The executive functions, a set of mental abilities, are responsible for the emergence of ADHD symptoms. The executive functions involve various processes in the brain’s frontal areas. It regulates essential activities for achieving goals, creative/routine work, and behavior by evaluating potential consequences (executive functions).

ADHD Treatment

Treatment of ADHD In Adult

A mix of stimulants, non-stimulant drugs, and behavioral therapy can treat ADHD. According to the CDC, 62 of ADHD adults receive medication, and 37 undergo behavioral therapy. 

Stimulants and non-stimulants medications:

Stimulant drugs like Ritalin and Adderall work by elevating levels of dopamine and norepinephrine in the brain. This helps, them pay more attention and be less hyperactive and impulsive. Doctors consider these medications safe and effective. 

Atomoxetine (Strattera) and guanfacine (Intuniv) treat ADHD without using stimulants. These drugs target brain neurotransmitters and may be an option for stimulant-sensitive people.

Behavioral therapies:  

Cognitive-behavioral therapy (CBT): It identifies negative patterns and behaviors contributing to symptoms and replaces them with positive ones.

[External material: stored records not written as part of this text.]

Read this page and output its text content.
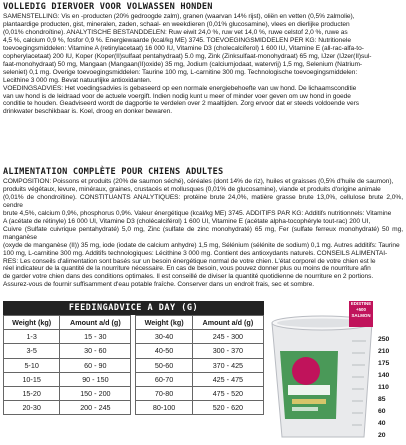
VOLLEDIG DIERVOER VOOR VOLWASSEN HONDEN
SAMENSTELLING: Vis en -producten (20% gedroogde zalm), granen (waarvan 14% rijst), oliën en vetten (0,5% zalmolie),
plantaardige producten, gist, mineralen, zaden, schaal- en weekdieren (0,01% glucosamine), vlees en dierlijke producten
(0,01% chondroïtine). ANALYTISCHE BESTANDDELEN: Ruw eiwit 24,0 %, ruw vet 14,0 %, ruwe celstof 2,0 %, ruwe as
4,5 %, calcium 0,9 %, fosfor 0,9 %. Energiewaarde (kcal/kg ME) 3745. TOEVOEGINGSMIDDELEN PER KG: Nutritionele
toevoegingsmiddelen: Vitamine A (retinylacetaat) 16 000 IU, Vitamine D3 (cholecalciferol) 1 600 IU, Vitamine E (all-rac-alfa-to-
copherylacetaat) 200 IU, Koper (Koper(II)sulfaat pentahydraat) 5.0 mg, Zink (Zinksulfaat-monohydraat) 65 mg, IJzer (IJzer(II)sul-
faat-monohydraat) 50 mg, Mangaan (Mangaan(II)oxide) 35 mg, Jodium (calciumjodaat, watervrij) 1,5 mg, Selenium (Natrium-
seleniet) 0,1 mg. Overige toevoegingsmiddelen: Taurine 100 mg, L-carnitine 300 mg. Technologische toevoegingsmiddelen:
Lecithine 3 000 mg. Bevat natuurlijke antioxidanten.
VOEDINGSADVIES: Het voedingsadvies is gebaseerd op een normale energiebehoefte van uw hond. De lichaamsconditie
van uw hond is de leidraad voor de actuele voergift. Indien nodig kunt u meer of minder voer geven om uw hond in goede
conditie te houden. Geadviseerd wordt de dagportie te verdelen over 2 maaltijden. Zorg ervoor dat er steeds voldoende vers
drinkwater beschikbaar is. Koel, droog en donker bewaren.
ALIMENTATION COMPLÈTE POUR CHIENS ADULTES
COMPOSITION: Poissons et produits (20% de saumon séché), céréales (dont 14% de riz), huiles et graisses (0,5% d'huile de saumon),
produits végétaux, levure, minéraux, graines, crustacés et mollusques (0,01% de glucosamine), viande et produits d'origine animale
(0,01% de chondroïtine). CONSTITUANTS ANALYTIQUES: protéine brute 24,0%, matière grasse brute 13,0%, cellulose brute 2,0%, cendre
brute 4,5%, calcium 0,9%, phosphorus 0,9%. Valeur énergétique (kcal/kg ME) 3745. ADDITIFS PAR KG: Additifs nutritionnels: Vitamine
A (acétate de rétinyle) 16 000 UI, Vitamine D3 (cholécalciférol) 1 600 UI, Vitamine E (acétate alpha-tocophéryle tout-rac) 200 UI,
Cuivre (Sulfate cuivrique pentahydraté) 5,0 mg, Zinc (sulfate de zinc monohydraté) 65 mg, Fer (sulfate ferreux monohydraté) 50 mg, manganèse
(oxyde de manganèse (II)) 35 mg, iode (iodate de calcium anhydre) 1,5 mg, Sélénium (sélénite de sodium) 0,1 mg. Autres additifs: Taurine
100 mg, L-carnitine 300 mg. Additifs technologiques: Lécithine 3 000 mg. Contient des antioxydants naturels. CONSEILS ALIMENTAI-
RES: Les conseils d'alimentation sont basés sur un besoin énergétique normal de votre chien. L'état corporel de votre chien est le
réel indicateur de la quantité de la nourriture nécessaire. En cas de besoin, vous pouvez donner plus ou moins de nourriture afin
de garder votre chien dans des conditions optimales. Il est conseillé de diviser la quantité quotidienne de nourriture en 2 portions.
Assurez-vous de fournir suffisamment d'eau potable fraîche. Conserver dans un endroit frais, sec et sombre.
FEEDINGADVICE A DAY (G)
Weight (kg)	Amount a/d (g)		Weight (kg)	Amount a/d (g)
1-3	15 - 30		30-40	245 - 300
3-5	30 - 60		40-50	300 - 370
5-10	60 - 90		50-60	370 - 425
10-15	90 - 150		60-70	425 - 475
15-20	150 - 200		70-80	475 - 520
20-30	200 - 245		80-100	520 - 620
EDISTINE
+500
SALMON
250
210
175
140
110
85
60
40
20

CBT may also involve teaching people how to deal with stress better, solve problems, and make decisions.  

Social Skills Training: This therapy teaches how to start and maintain conversations, read social cues, and create friends.

Mindfulness: Treatments can help ADHDers manage their emotions and stress. This can include practices such as meditation, breathing exercises, and yoga.


ADHD affects attention and behavior control. It’s caused by biological, social, and psychological factors, including genetics.ADHD in adults can be inattention, hyperactivity/impulsivity, or both. From mild to severe, severity can affect daily life. ADHD can happen at the same time as other mental health problems. Only a medical professional can diagnose ADHD. Treatment options include medication, therapy, and lifestyle changes.